Fortunately, this was our third year here (and our third year in the same boat), so we’re pretty much professionals at it. After my ride, my working student, Daisy, and I ran off to lunch at the movies (we saw The Martian; it was fantastic), where I surreptitiously checked my phone every few rides to see if I stayed in the top 10, and that led me to the sitting, killing time.
I had to keep my eye on that scoreboard because Fender gave me the best 10 minutes of our career together… in the warm-up. It’s a struggle with any young, still-developing horse—how to make them fit without burning them out—but I’ve had another factor to consider over the last few months for Fender. That this is our last show together, before his new owner takes the reins. I wanted Fender to stay fresh and fun to the work, and not be too fit coming into winter.
So he just faded a little as we came into the ring, and he worked like a trooper and let me make lots of points, and unfortunately made a few too many small mistakes in important things. He still placed ninth on 68 percent, with tons of highlights and high praise from all the judges, and was bested by many more experienced horses. I couldn’t be more proud of him, and as sad as I am to close the book on us, it’s a heckofa way to go out.
The book of Ella and I is moving onto a new chapter, because on Saturday night I had a huge ah-ha with impeccable timing. In watching the videos of both my Grand Prix at the Regional Finals and here on Friday night, I put two and two together in how I’m riding her neck, or rather not riding her neck.
To make a long story short, what feels like poll-the-highest-point isn’t; it’s off the bit. And in the warm-up for her freestyle, I glanced down at her neck in a moment where she was going brilliantly, and it looked like the third braid back from her ears was the highest point. It wasn’t—the visual from the ground was poll up and perfect—but it was the visual cue I needed to make it make sense to me.
I’ve experienced this with students.

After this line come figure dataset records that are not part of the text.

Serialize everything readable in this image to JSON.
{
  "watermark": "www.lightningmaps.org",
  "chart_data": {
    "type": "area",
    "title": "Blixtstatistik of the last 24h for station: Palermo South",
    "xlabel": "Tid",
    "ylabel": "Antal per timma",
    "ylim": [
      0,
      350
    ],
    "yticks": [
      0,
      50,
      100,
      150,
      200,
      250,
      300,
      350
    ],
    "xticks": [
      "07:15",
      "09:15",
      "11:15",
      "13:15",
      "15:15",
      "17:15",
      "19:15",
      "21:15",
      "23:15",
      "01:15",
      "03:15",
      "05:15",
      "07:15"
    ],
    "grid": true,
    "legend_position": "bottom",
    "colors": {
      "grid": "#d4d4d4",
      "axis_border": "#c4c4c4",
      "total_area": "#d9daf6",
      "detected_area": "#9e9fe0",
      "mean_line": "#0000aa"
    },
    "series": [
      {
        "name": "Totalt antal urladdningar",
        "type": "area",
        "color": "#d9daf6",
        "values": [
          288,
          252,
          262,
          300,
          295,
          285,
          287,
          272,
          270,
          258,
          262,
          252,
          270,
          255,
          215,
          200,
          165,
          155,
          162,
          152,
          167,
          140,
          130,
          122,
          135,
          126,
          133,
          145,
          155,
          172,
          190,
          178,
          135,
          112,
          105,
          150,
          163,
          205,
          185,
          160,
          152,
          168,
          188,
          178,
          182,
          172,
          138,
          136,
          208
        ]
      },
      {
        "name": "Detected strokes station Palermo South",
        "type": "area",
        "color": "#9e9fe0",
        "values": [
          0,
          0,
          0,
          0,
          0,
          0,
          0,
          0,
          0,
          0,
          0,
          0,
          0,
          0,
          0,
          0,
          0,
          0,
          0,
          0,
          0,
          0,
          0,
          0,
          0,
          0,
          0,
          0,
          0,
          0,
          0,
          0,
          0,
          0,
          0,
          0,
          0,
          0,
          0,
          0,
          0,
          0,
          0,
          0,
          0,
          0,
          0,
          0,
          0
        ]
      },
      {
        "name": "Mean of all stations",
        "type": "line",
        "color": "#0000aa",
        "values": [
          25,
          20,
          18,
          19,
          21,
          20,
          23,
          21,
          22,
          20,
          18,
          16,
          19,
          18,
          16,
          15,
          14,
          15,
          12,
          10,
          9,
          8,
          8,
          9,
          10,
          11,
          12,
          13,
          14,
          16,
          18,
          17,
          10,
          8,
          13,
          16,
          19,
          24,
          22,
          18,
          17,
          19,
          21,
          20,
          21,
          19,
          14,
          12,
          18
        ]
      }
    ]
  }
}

I’ve talked to them about a concept a trillion times in a zillion different ways, and then, without warning or explanation, they exclaim: “oh! It’s like (insert a metaphor that makes no sense to me)!” And then they get it. It’s one of those it’s-not-the-journey-but-the-destination things.
Whatever, it worked for me. And I’ve still got many more things to make better, to figure out how to shorten the gap between how incredible she feels in warm-up and how she goes in the ring. But we earned a 68 percent from a seriously international panel (including a “good job!” from Axel Steiner, so I can basically die happy now), placed fourth, and have another piece of the puzzle, I hope, locked down.
There have been so many other wonderful things from this show: getting coaching from, and spending time with, my wonderful friends Belinda Nairn and Liz Austin, who I never get to see enough of; catching up with all the rest of my friends from all over the country, all in one place; helping my friend Torrey with her wonderful mare Tali; getting to meet the show’s youngest participant, Sophia, who is also a video blogger, and talking about blogging; celebrating the birthday of one of my favorite people on the planet, Sue Stickle; and watching the inimitable Michael Poulin show us all why he’s the force of nature in American dressage that he is.
On Sunday night, we did one last awards ceremony, one last group dinner, and got a full night’s sleep before the worst part of this show—the 8.5-hour drive through the mountains of West Virginia. And with any luck, we’ll keep our tires intact, too. (But I wouldn’t count on it.)